Com a difusão rápida das ferramentas digitais, o diferencial competitivo das empresas deixa de nascer na tecnologia em si e passa a resultar da pergunta que cada organização decide colocar antes de a incorporar. É esta a leitura de responsáveis por consultoria e transformação digital, para quem a tecnologia é um instrumento — não o ponto de partida nem a solução autónoma.

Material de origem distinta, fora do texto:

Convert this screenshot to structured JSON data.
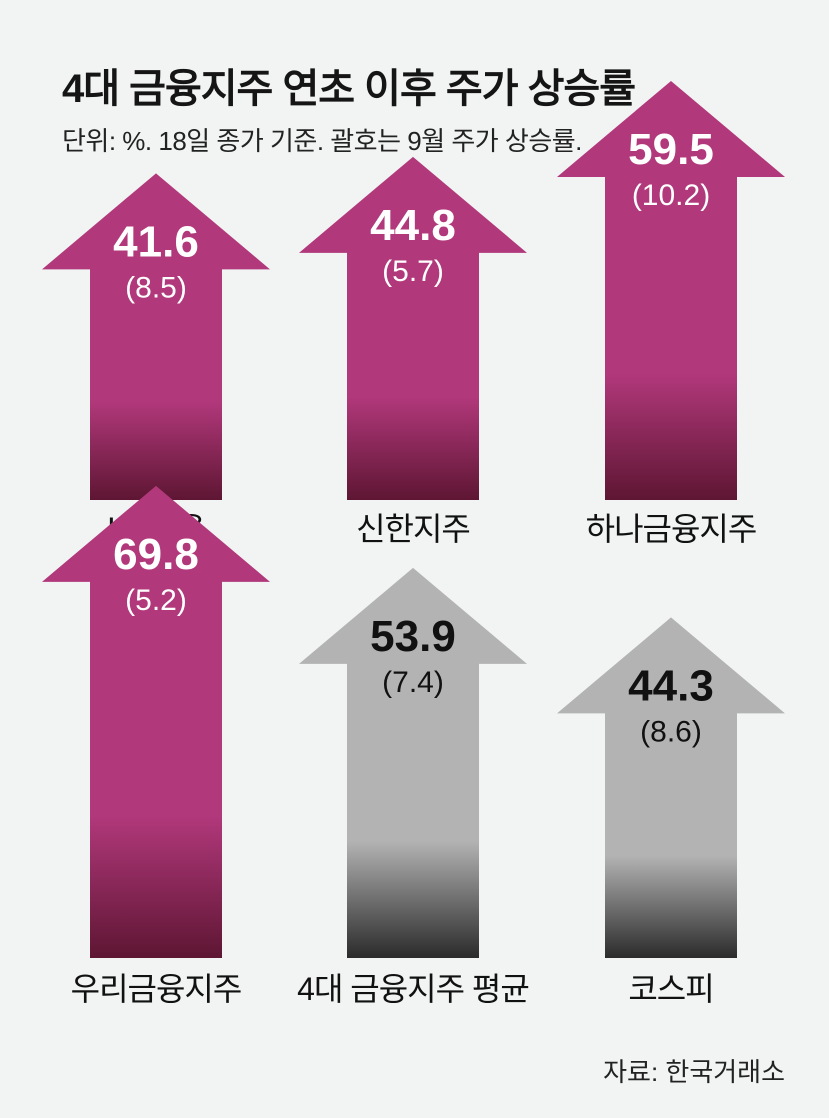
{
  "title": "4대 금융지주 연초 이후 주가 상승률",
  "subtitle": "단위: %. 18일 종가 기준. 괄호는 9월 주가 상승률.",
  "source": "자료: 한국거래소",
  "colors": {
    "background": "#f1f4f3",
    "financial_group": "#b1387b",
    "financial_group_dark": "#5e1633",
    "benchmark": "#b3b3b3",
    "benchmark_dark": "#2b2b2b"
  },
  "chart_data": {
    "type": "bar",
    "categories": [
      "KB금융",
      "신한지주",
      "하나금융지주",
      "우리금융지주",
      "4대 금융지주 평균",
      "코스피"
    ],
    "series": [
      {
        "values": [
          41.6,
          44.8,
          59.5,
          69.8,
          53.9,
          44.3
        ]
      },
      {
        "values": [
          8.5,
          5.7,
          10.2,
          5.2,
          7.4,
          8.6
        ]
      }
    ],
    "value_labels": [
      "41.6",
      "44.8",
      "59.5",
      "69.8",
      "53.9",
      "44.3"
    ],
    "september_labels": [
      "(8.5)",
      "(5.7)",
      "(10.2)",
      "(5.2)",
      "(7.4)",
      "(8.6)"
    ],
    "groups": [
      "financial",
      "financial",
      "financial",
      "financial",
      "benchmark",
      "benchmark"
    ],
    "mark": "upward-arrow"
  }
}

Ambição e foco: o começo da vantagem
Gabriel Marostegam, diretor sénior de IA e dados da consultora Avanade, sublinha que o elemento determinante é a ambição da pergunta que a organização se coloca ao usar tecnologia. Segundo ele, a diferença entre empresas que apenas aplicam soluções e as que conseguem construir novos ciclos de crescimento está na escolha da pergunta a responder: será para reduzir custos ou para oferecer algo que antes era impossível?
"O principal ponto é a ambição da pergunta que a pessoa, a organização, se faz na hora de usar a tecnologia."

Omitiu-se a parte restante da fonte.